Além do FEMUCIC, você tem
outros envolvimentos com a arte local, o SESC
abre espaço para eventos e exposições. Apesar
de ter vários artistas talentosos, a cultura na
cidade é muito deficitária. Sempre existe uma
comparação com Londrina em vários setores, mas
culturalmente Maringá perde feio. Por que
Maringá resiste tanto à cultura?
É nós
engatinhamos em algumas áreas, mas eu vejo pelos
avanços que temos. Maringá tem uma produção
artística latente em todas as áreas. Nem é um
pouco de incentivo, é a tradição, o jeito do
maringaense, falta espontaneidade, as escolas
devem fazer um trabalho de base. Depois de 20
anos de festival, eu penso que o poder público
não tem a obrigatoriedade de fazer tudo, se
ficarmos nessa tecla, vamos ficar nessa
infinitamente. A sociedade, como um todo, tem que
ser mais participante, realizar as coisas.
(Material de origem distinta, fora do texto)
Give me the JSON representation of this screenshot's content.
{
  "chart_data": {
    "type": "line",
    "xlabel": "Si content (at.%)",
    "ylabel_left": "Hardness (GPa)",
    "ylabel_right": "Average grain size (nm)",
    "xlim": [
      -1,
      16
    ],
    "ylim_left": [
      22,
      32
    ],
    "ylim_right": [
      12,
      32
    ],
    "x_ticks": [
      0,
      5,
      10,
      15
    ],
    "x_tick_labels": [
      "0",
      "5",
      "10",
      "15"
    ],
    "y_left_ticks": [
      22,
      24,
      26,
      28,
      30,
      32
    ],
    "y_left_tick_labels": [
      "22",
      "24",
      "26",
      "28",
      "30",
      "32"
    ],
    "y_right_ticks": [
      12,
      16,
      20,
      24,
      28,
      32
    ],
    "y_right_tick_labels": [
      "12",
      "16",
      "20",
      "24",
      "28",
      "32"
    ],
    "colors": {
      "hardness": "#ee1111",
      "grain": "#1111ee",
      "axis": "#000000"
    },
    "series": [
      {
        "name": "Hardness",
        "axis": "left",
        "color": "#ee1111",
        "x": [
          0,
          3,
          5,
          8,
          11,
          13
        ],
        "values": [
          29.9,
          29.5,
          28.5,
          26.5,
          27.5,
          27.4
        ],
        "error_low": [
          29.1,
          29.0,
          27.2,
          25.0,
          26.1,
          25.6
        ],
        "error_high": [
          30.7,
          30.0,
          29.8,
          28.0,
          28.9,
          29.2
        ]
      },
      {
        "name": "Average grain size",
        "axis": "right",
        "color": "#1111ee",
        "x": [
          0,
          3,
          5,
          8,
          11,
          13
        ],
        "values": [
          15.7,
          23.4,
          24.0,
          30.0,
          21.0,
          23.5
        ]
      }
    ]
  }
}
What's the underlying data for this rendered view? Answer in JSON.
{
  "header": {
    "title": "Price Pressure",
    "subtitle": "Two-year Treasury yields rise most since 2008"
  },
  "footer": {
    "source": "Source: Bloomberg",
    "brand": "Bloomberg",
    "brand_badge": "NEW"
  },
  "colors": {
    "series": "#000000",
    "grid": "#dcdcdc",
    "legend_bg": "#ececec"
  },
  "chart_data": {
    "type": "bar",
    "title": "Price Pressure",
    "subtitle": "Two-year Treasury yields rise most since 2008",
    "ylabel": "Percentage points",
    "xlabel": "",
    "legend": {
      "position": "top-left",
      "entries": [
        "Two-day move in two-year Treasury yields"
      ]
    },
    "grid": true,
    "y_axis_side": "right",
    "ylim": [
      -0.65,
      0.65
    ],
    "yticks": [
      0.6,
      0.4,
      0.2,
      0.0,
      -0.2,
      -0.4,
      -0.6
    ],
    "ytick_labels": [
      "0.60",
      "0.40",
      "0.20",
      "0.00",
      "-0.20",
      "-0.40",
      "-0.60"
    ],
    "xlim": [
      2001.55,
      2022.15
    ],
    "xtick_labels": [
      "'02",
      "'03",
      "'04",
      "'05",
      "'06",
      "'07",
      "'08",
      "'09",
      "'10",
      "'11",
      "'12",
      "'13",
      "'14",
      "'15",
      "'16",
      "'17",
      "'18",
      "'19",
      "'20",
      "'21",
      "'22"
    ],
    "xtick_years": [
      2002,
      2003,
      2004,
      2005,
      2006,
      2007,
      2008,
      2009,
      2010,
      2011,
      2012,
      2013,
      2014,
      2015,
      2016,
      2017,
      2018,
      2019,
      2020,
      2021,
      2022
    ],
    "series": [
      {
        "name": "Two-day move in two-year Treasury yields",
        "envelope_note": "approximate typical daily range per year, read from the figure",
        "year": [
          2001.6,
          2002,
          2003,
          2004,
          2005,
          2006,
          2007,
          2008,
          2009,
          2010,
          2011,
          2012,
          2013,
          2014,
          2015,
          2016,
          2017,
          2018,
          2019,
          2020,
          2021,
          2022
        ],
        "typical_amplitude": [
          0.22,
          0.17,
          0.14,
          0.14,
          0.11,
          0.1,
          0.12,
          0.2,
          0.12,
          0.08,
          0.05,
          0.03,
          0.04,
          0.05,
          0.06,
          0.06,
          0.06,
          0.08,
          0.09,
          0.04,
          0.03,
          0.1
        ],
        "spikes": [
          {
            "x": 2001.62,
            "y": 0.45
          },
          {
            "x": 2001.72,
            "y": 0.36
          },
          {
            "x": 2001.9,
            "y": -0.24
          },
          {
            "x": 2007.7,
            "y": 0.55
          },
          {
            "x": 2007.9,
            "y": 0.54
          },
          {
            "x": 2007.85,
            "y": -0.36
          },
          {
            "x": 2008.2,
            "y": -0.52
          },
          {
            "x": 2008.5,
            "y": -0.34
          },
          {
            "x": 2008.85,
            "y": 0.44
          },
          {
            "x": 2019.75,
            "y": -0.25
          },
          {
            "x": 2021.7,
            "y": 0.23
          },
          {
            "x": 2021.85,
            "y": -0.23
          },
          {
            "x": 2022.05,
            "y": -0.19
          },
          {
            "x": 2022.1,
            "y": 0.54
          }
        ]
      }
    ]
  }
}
Exposições de arte permanente sempre tem em
bancos, no Teatro Calil Hadad, nas bibliotecas,
aqui no SESC. Eu não gosto de lembrar coisas do
passado, mas quando não tinha teatro em
Maringá, a produção de peças era maior,
depois que construíram os teatros a produção
foi se acanhando. Não sei se os espaços exigiam
uma produção mais sofisticada. Raramente se vê
peças marinagaenses nos teatros da cidade. Tem o
Festival de Música de Câmara. Os poderes podem
ajudar, mas a comunidade tem que participar
porque é caro trazer cultura para a cidade.
Também é preciso que as pessoas que vem para
Maringá e se enriquecem, deixem algum retorno.
Porque senão, vamos ficar igual à cultura do
café, nas cidades ao redor de Maringá, onde se
fez fortunas e essas cidades não tem um bom
hospital, uma boa escola. O nosso empresariado
está muito voltado para o lucro mais fácil.
Até quando a função do capital é apenas essa
e não tem a função de distribuir as riquezas,
que não sejam materiais, mas de espírito? Falta
investimento. Está provado a sonegação, a
corrupção, você vai ficar esperando desse
pessoal? Pode desistir, porque eles não se
preocupam nem com as necessidades básicas
sociais, vão se preocupar com a cultura?